Our BlackHer Shero of the Week is Aiko Bethea, principal of RARE Coaching & Consulting and a senior director for Frontline Solutions, a Black-owned consulting firm. Bethea has been recognized by Forbes as one of the Top 7 Anti-Racism Educators. She’s also a practicing attorney.
Aiko, it’s SO great to meet you. I love following you on Linkedin. You have keen insight into how white supremacy works and share great advice for helping us thrive. Why did you become an executive coach?
I grew up in an all-Black low-income community where I felt deeply loved and seen. Everyone lived in a single-parent household and received free lunch. It was wonderful and our normal.
The most disruptive part of my upbringing was when I had to be bussed once a week to a gifted program. That was when I realized that we were poor, that I was Black (in relation to whiteness), and was perceived as less than, and didn’t belong in some spaces.
This taught me that there is power in all-Black spaces that provide us with pride, love, and confidence in who we are.
In addition to your work as an executive coach, you consult and write and speak about Diversity, Equity, and Inclusion (DEI). In fact, Brené Brown has profiled you twice on her podcast! DEI training is everywhere these days and I’m clear that white people need it, but do Black women need it?
DEI has become so white-centered and I agree with you that that is problematic. But learning about diversity, equity, and inclusion is also important for Black women because it gives us a filter to see “the toxicity in the water”.
In the same way that a fish can’t see the water in which it swims, as Black women, we often struggle to see and name the toxicity in our environments.
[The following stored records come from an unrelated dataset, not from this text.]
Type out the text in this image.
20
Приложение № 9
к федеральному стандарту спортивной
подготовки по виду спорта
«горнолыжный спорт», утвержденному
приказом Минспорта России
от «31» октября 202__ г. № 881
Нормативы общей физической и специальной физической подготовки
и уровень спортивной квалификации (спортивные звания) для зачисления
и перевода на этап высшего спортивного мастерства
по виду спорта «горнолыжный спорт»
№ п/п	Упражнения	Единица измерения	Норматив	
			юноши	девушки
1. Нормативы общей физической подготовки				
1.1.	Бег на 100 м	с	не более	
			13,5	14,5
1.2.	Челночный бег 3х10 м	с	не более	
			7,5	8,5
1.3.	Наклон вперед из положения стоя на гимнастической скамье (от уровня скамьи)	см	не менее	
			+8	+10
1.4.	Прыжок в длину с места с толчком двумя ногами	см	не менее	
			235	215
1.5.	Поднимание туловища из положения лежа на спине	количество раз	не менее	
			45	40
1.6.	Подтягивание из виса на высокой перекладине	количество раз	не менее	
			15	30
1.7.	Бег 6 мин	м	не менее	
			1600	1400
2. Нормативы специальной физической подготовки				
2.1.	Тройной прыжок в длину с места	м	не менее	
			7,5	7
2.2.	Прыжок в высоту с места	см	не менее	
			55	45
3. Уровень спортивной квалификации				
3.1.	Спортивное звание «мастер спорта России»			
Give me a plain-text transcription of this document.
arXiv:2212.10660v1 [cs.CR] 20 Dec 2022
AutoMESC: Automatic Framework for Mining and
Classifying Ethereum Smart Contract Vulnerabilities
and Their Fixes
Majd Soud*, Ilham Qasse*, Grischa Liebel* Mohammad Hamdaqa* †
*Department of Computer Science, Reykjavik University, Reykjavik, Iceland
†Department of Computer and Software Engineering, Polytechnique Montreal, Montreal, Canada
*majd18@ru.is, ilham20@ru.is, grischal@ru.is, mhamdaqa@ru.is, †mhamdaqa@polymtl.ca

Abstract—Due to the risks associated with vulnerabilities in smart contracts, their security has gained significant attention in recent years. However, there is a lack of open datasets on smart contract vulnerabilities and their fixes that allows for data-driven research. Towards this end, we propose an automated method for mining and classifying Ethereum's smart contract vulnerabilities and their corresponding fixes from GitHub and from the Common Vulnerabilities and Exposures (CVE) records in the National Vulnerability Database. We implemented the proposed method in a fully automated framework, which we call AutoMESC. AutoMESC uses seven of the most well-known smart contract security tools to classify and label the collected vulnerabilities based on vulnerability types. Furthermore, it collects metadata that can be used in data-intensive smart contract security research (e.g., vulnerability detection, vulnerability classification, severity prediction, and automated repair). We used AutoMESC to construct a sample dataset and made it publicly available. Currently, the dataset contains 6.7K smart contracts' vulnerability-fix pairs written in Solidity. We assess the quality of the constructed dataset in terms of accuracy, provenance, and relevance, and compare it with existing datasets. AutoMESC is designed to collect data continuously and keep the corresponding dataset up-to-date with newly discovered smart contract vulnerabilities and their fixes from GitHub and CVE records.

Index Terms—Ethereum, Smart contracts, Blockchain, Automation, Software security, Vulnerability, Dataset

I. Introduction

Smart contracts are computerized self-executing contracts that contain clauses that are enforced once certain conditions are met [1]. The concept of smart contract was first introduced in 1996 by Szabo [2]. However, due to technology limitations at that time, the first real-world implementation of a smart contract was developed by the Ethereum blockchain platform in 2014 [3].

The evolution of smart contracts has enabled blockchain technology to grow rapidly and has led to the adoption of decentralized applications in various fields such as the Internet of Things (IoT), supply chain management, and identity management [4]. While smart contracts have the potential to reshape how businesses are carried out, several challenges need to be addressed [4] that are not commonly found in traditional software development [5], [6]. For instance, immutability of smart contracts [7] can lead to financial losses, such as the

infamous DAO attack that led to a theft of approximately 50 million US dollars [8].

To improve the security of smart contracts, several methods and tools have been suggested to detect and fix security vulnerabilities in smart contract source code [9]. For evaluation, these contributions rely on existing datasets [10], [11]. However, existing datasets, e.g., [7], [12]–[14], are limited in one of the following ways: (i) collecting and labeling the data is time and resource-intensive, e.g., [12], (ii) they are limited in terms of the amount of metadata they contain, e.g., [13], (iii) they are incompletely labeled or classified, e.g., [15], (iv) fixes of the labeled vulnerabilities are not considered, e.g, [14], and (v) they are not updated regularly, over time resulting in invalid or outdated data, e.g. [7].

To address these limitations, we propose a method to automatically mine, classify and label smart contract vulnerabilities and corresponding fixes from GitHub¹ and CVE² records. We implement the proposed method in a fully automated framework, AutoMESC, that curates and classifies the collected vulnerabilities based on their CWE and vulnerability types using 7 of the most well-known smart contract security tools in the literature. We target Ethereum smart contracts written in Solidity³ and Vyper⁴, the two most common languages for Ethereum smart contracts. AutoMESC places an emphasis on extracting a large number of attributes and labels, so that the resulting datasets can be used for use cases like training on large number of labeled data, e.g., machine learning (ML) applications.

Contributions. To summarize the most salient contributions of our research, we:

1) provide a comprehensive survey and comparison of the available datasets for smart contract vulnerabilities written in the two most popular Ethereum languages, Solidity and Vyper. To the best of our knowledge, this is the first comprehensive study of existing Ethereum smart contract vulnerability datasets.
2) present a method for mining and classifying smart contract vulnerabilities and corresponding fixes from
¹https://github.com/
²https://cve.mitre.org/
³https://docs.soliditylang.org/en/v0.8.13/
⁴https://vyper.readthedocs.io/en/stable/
DEI gives us a lens and language to talk about the racism, misogyny, and classism that we may feel but have been unable to express.
We’ve all had an experience where we’re like, “this shit doesn’t feel right”. But then we may go to that inner critic that says, “maybe it’s all in my head,” especially if people are gaslighting you.
Having a language around DEI helps to interrupt that mindset. For example, once I have a lens for inclusion, I can say, “That is why I don’t feel included. It’s because no one has invited me in.” Or, oh equity. “They are exercising power over me. That’s why I don’t feel that I have power here.”
DEI training can also give us a lens to see the harm that is happening to other people who are being marginalized. For example, Black trans women are dealing with something that is similar and different from us. It’s important for us to understand and work to interrupt that.
Thank you. That is helpful. We do need a lens to see how we harm each other.
Yes. Equity is about sharing power with others vs. having power over another person. In our community, we use colorism and classism as weapons against each other. DEI can help us to understand and address this.
Tell me more about your coaching practice.
Seventy percent of my practice centers on equity. My analysis is always about power – power over or power with. A lot of the workshops I do are only for Black women or people of color because, as I mentioned above, I think we need spaces where we can build alliances with one another and see where our experiences are similar and different.
But it’s important to note that healing for Black women is less about our relationship with DEI or any of these social constructs, like race, and class, and gender, and more about our relationships with ourselves. As Black women, we need the space to imagine. We have to be able to imagine what love and liberation look and feel like because we are often restricted from even being able to imagine this. We need rest, space, and healthy connection in order to do this. Afrofuturism and the skill Octavia Butler had to look beyond the here and now is what we need.
And many of us are getting clearer on our dreams. That’s one of the reasons why Black women are the fastest-growing segment of entrepreneurs in the country.
We’re less interested in “bringing our own chairs to the table”. We’re building our own tables and empires. We’re done comparing ourselves to others. We’re interested in figuring out what we need and want as individuals.
That is powerful. I hear you saying that part of what you do as a coach is to help us put ourselves in the center of our own lives!
That’s right. My goal is to help folks ask and answer these questions. What do I need for my own joy, healing, and well-being? If I’m a plant, I’m thinking about the environment I need to help me grow. I’m not thinking about how to navigate the venus fly traps everywhere.
Liberation and freedom mean that we have to see things without the constructs.
About 30% of my practice is with white leadership and corporations. This work focuses on education, support, operationalizing equity, and also shepherding others through their own journey towards embracing equity.
How can folks get involved with you and your work?
- Check out my piece in an upcoming anthology edited by Tarana Burke and Brené Brown, called You Are Your Own Best Thing: Vulnerability, Shame Resilience, and the Black Experience. It comes out on April 27, 2021. It includes writing from Laverne Cox, Jason Reynolds, and more.
- Follow me on Instagram.
- Check out my coaching services and workshops just for Black women and people of color.
- I also offer keynotes and strategic work within organizations and with senior leadership teams.
Speaking of visioning and dreaming, let me ask you the miracle question. You go to sleep tonight and wake up tomorrow and it’s March 2022 and a miracle has occurred for Black women. What happened?
We’re no longer judging ourselves in relationship to masculinity, whiteness, wealth, etc. – all the things that we are not. We are who we are and we’re just living in that.